Sedikit keluar dari ranah komputerisasi pada umumnya, tetapi masih ada kaitannya dengan interest dan cita-cita saya (curcol -haha) inilah dia masalah tentang kedirgantaraan lebih spesifiknya pesawat terbang. Kenapa bisa sampai masuk di blog ini juga karena ternyata masih ada kaitan dengan teknologi sistem komputerisasi. Pada pesawat terbang modern, sistem navigasi pada kokpitnya sudah dilengkapi dengan perangkat canggih sehingga jika dilakukan setting pada instrumen navigasi, kemudian pilot mengaktifkan master switch “autopilot” dan… semua bekerja secara otomatis. Makanya jangan panik kalau liat kedua pilotnya keluar dari kokpit, yang satu ke WC yang satunya lagi ngopi2.  ”Jadi siapa yang ngendaliin pesawat?? OMG we’ll falling down to earth.. Oh God forgive me… mom.. i love you..” hahaha. Selain ngebahas sedikit masalah komputerisasi pada navigasi pesawat, saya juga ingin menyindir film-film tentang pesawat by hollywood yang ceritanya pesawatnya dibajak, terus 2 pilotnya mati ketembak eh tinggal pramugarinya mendaratin pesawat secara manual. Padahal ‘kan bisa pake bantuan ILS. Ya gak? Iya kan?? Krik krik krik…
Kokpit Boeing 747-400
Kokpit Boeing 747-400
Beberapa instrumen navigasi umum pada pesawat modern adalah:
GPS untuk mendeteksi lokasi pesawat, mendeteksi cuaca, dan sebagai referensi wajib bagi pilot ketika visibility di luar kokpit terhalang kabut/awan dan mungkin hanya <200m. Perangkat radar ini juga menjadi referensi ILS yang kita bahas.
Radio stack sebagai panel komunikasi via radio dengan base station/tower, setting squawk yaitu seperti ID (identification) number kita di udara sehingga base station bisa terus melakukan flight following, dan sebagai tempat mengatur ILS frequency yang kita bahas.
Airspeed control sebagai referensi kecepatan pesawat di udara. Konsep mengukur kecepatannya menggunakan tabung pitot. Masih inget pelajaran fisika gak hayoo.. haha.. Pada pesawat modern, throttle jet (atau pada mobil pedal gas-nya dah) bisa gerak-gerak kedepan dan kebelakang dengan sendirinya. Jadi misalnya pilot melakukan setting kecepatan yang diinginkan adalah 250 knots, maka sistem navigasi pesawat sendiri yang akan mengaturnya.

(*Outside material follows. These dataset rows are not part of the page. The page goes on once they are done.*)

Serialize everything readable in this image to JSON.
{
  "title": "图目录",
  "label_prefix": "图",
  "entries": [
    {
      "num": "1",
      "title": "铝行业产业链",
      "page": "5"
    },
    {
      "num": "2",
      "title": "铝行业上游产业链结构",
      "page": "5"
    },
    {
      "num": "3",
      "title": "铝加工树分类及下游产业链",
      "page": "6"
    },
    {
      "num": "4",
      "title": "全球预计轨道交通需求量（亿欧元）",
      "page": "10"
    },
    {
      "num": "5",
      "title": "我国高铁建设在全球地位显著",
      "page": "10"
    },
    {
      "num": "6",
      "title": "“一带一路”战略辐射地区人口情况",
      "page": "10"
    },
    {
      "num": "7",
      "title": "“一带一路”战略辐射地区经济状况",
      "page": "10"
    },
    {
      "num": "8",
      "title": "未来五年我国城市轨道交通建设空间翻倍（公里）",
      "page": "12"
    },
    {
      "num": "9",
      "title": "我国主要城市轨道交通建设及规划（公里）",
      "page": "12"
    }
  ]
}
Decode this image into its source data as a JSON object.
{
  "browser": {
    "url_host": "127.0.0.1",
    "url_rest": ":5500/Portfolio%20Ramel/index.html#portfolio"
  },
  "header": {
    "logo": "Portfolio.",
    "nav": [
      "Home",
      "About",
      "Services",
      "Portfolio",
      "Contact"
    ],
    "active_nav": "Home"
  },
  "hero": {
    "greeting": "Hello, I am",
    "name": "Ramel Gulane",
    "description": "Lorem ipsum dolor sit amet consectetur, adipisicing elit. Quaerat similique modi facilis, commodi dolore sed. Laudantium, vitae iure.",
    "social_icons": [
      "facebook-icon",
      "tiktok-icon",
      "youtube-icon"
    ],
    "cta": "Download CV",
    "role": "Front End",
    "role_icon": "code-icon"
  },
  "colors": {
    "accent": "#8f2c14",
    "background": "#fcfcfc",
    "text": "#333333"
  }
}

Altitude control sebagai panel mengukur ketinggian pesawat dengan ukuran feet dari permukaan laut. Untuk mengukur altimeter dengan menggunakan patokan mmHg (raksa) alias berdasarkan tekanan udara. Tekanan udara pada fair weather adalah 29.92 mmHg. Semakin rendah mmHg berarti semakin rendah juga pesawat. Altimeter pesawat juga bisa diatur sehingga pesawat sendiri yang secara otomatis akan mencapai ketinggian itu sesuai vertical speed yang juga di setting oleh pilot.

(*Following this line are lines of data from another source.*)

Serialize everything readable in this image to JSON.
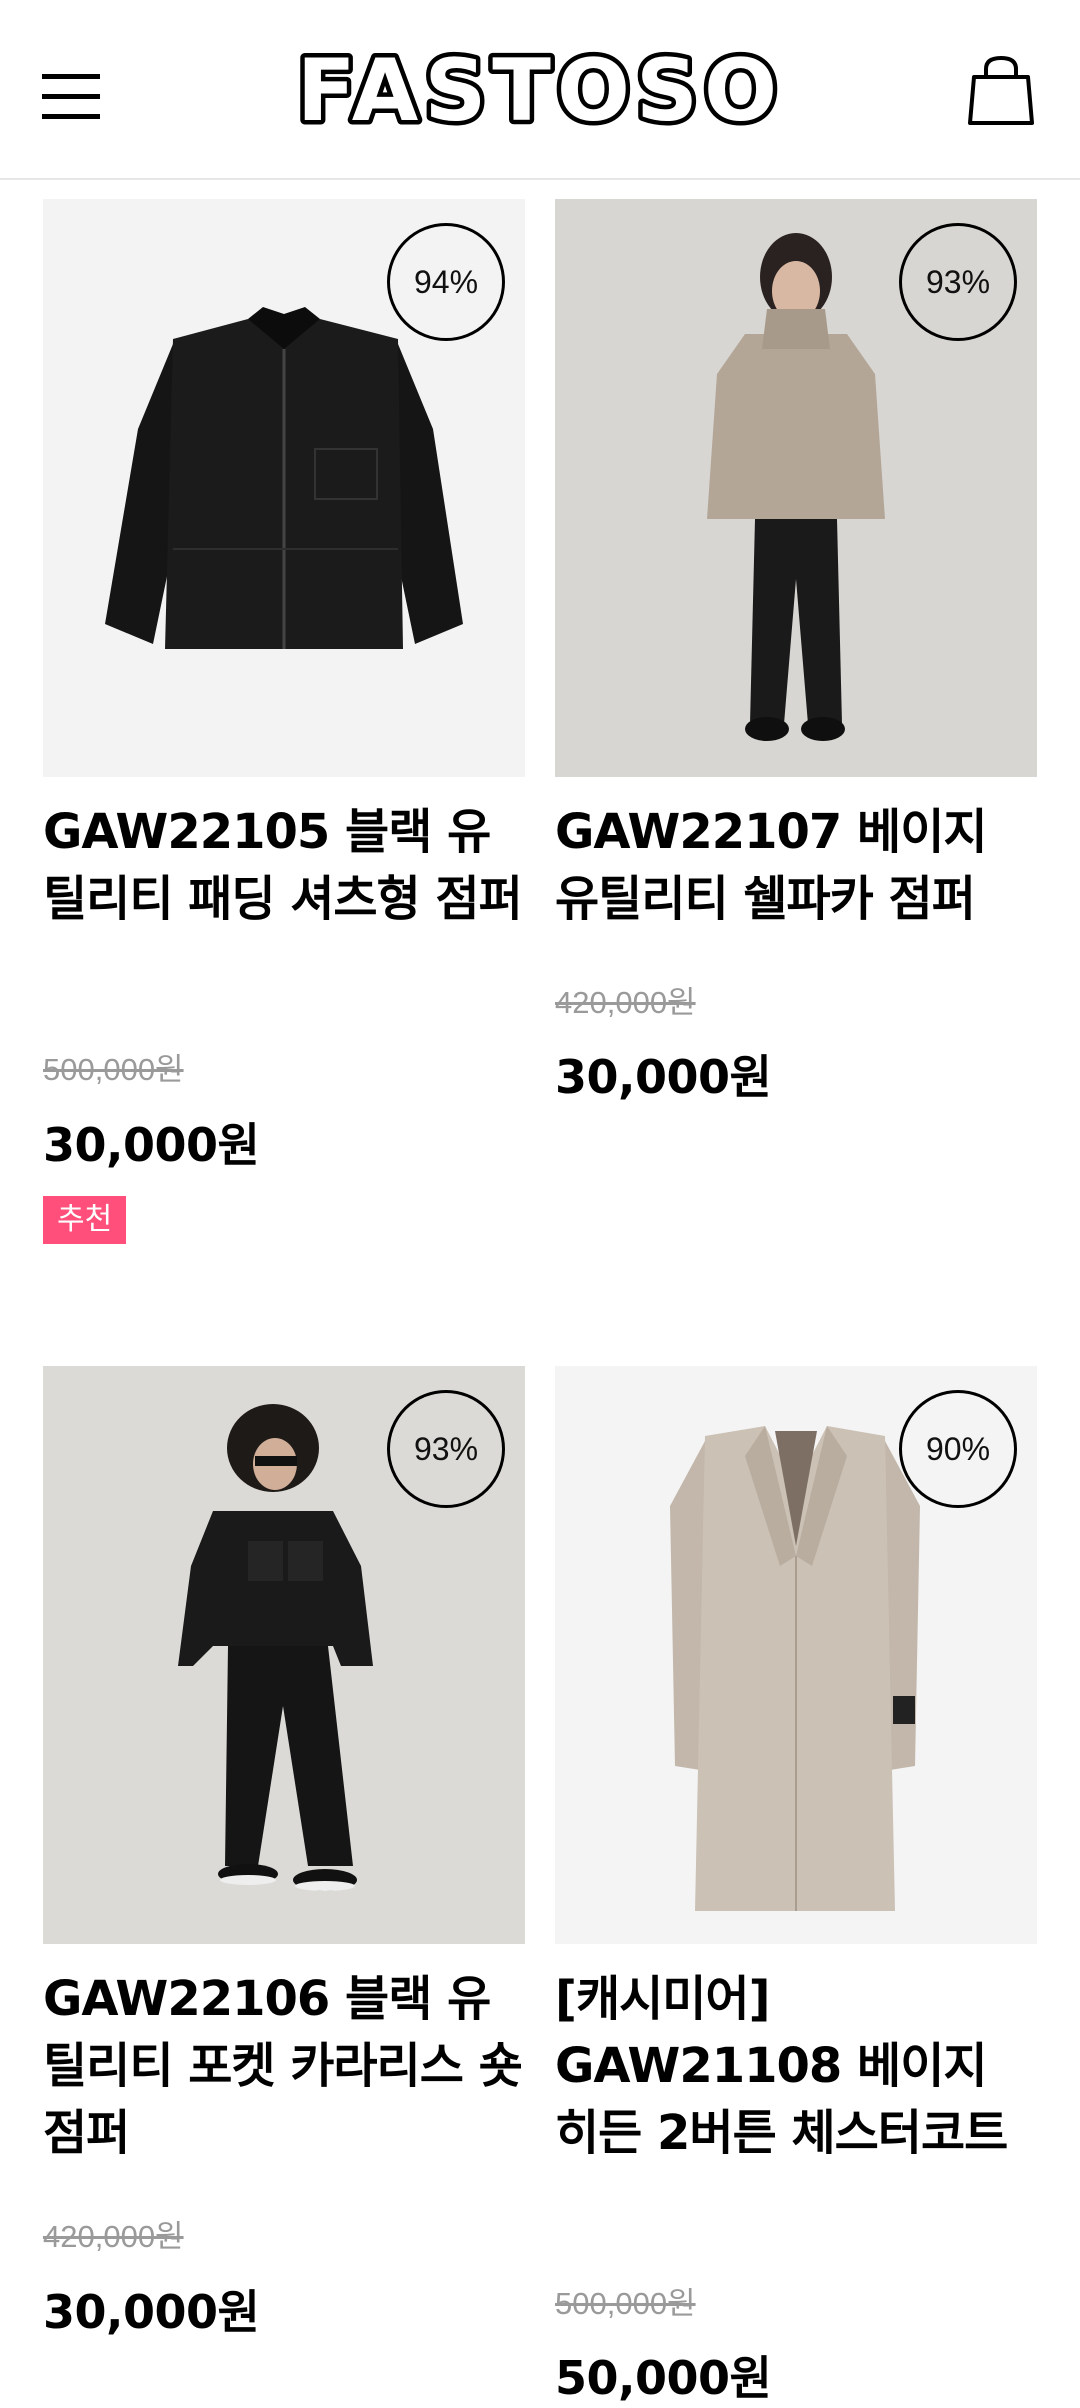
{
  "header": {
    "menu_icon": "hamburger-menu-icon",
    "logo_text": "FASTOSO",
    "cart_icon": "shopping-bag-icon"
  },
  "products": [
    {
      "discount": "94%",
      "name": "GAW22105 블랙 유틸리티 패딩 셔츠형 점퍼",
      "original_price": "500,000원",
      "price": "30,000원",
      "tag": "추천",
      "image": "black-padded-shirt-jacket"
    },
    {
      "discount": "93%",
      "name": "GAW22107 베이지 유틸리티 쉘파카 점퍼",
      "original_price": "420,000원",
      "price": "30,000원",
      "image": "model-in-beige-parka"
    },
    {
      "discount": "93%",
      "name": "GAW22106 블랙 유틸리티 포켓 카라리스 숏점퍼",
      "original_price": "420,000원",
      "price": "30,000원",
      "image": "model-in-black-pocket-jacket"
    },
    {
      "discount": "90%",
      "name": "[캐시미어] GAW21108 베이지 히든 2버튼 체스터코트",
      "original_price": "500,000원",
      "price": "50,000원",
      "image": "beige-chester-coat"
    }
  ],
  "colors": {
    "tag_bg": "#ff4f7a",
    "strike_price": "#9a9a9a",
    "header_border": "#e6e6e6"
  }
}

Heading control sebagai panel yang memberikan informasi azimuth pesawat. Apakah kita sedang menuju ke utara, timur, barat, atau selatan. Utara bernilai Heading = 360 atau 000, Timur bernilai heading 090. Jadi selatan dan barat berapa headingnya hayo? hahahah… Ya, di pesawat juga ada heading control sehingga pilot tinggal masukkan mau ke arah mana, nanti pesawat yang belok sendiri dan melakukan penepatan posisi arah pesawat terhadap 8 penjuru mata angin *halah kayak silat aja* maksudnya penepatan dengan heading.

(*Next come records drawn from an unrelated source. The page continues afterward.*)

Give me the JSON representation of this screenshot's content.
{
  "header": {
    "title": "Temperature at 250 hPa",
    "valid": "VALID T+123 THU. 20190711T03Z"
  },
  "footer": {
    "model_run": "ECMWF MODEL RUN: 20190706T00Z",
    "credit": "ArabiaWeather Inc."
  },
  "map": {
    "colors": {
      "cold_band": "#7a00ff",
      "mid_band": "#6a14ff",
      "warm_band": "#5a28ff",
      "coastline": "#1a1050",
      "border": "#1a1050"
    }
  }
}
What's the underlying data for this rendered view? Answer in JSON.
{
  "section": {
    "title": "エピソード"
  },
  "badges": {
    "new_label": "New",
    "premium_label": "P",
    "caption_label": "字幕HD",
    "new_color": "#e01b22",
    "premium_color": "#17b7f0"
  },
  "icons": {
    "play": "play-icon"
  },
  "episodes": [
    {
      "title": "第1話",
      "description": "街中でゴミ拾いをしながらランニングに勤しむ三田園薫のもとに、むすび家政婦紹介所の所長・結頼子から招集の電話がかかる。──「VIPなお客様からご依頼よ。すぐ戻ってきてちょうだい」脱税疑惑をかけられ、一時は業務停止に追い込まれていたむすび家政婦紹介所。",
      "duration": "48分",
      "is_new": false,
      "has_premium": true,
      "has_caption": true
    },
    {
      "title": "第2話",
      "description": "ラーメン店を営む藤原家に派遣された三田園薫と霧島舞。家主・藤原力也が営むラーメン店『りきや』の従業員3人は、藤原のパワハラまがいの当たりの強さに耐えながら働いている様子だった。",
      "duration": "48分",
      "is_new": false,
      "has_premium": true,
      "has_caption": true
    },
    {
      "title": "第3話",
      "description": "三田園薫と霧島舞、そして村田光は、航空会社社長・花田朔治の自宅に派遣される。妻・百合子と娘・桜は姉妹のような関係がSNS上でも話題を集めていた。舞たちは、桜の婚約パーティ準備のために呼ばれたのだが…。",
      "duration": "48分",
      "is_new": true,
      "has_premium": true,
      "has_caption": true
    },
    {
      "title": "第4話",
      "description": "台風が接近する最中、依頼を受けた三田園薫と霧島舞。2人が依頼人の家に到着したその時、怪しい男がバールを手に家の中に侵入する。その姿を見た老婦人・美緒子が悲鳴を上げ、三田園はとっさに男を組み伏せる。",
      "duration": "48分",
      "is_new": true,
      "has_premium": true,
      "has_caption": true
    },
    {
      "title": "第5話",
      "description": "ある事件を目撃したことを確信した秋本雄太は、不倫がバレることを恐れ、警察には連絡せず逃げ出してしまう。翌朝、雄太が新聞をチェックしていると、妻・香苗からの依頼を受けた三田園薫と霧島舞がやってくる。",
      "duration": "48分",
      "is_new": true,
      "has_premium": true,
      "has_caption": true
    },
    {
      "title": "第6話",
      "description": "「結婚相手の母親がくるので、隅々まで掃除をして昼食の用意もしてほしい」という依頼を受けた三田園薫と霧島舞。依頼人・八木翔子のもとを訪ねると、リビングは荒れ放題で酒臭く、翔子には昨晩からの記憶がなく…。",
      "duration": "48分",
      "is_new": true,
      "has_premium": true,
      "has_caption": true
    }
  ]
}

Ternyata sistem komputasi panel kokpit untuk navigasi pesawat sangat rumit. Dan pada kesempatan kali ini saya hanya akan ngebahas navigasi pesawat untuk melakukan autolanding atau prosedur sesaat mau landing saja.
ILS adalah sistem yang ada di daratan tepatnya di sekitar runway untuk membantu mengendalikan pesawat yang akan mendarat. Tetapi tidak semua airport memasang ILS pada runwaynya. Ini adalah contoh gambar ILS:
ILS Runway
ILS Runway
Untuk melakukan landing dengan bantuan ILS, kita harus mengetahui dulu informasi dasar tentang airport tujuan. Pada contoh kali ini, kita akan mendarat di Soekarno Hatta Airport Jakarta. Tower memberikan clearance, clear to land runway 7R (“070″ adalah heading dan “R” adalah right, karena runway di Soekarno Hatta ada 2 paralel. Sebelumnya lihat informasi tentang Soekarno Hatta Airport. Seperti terlihat di gambar bawah ini, ternyata runway 7R, berada pada ILS Freq 110.500 dengan runway exact headingnya 068.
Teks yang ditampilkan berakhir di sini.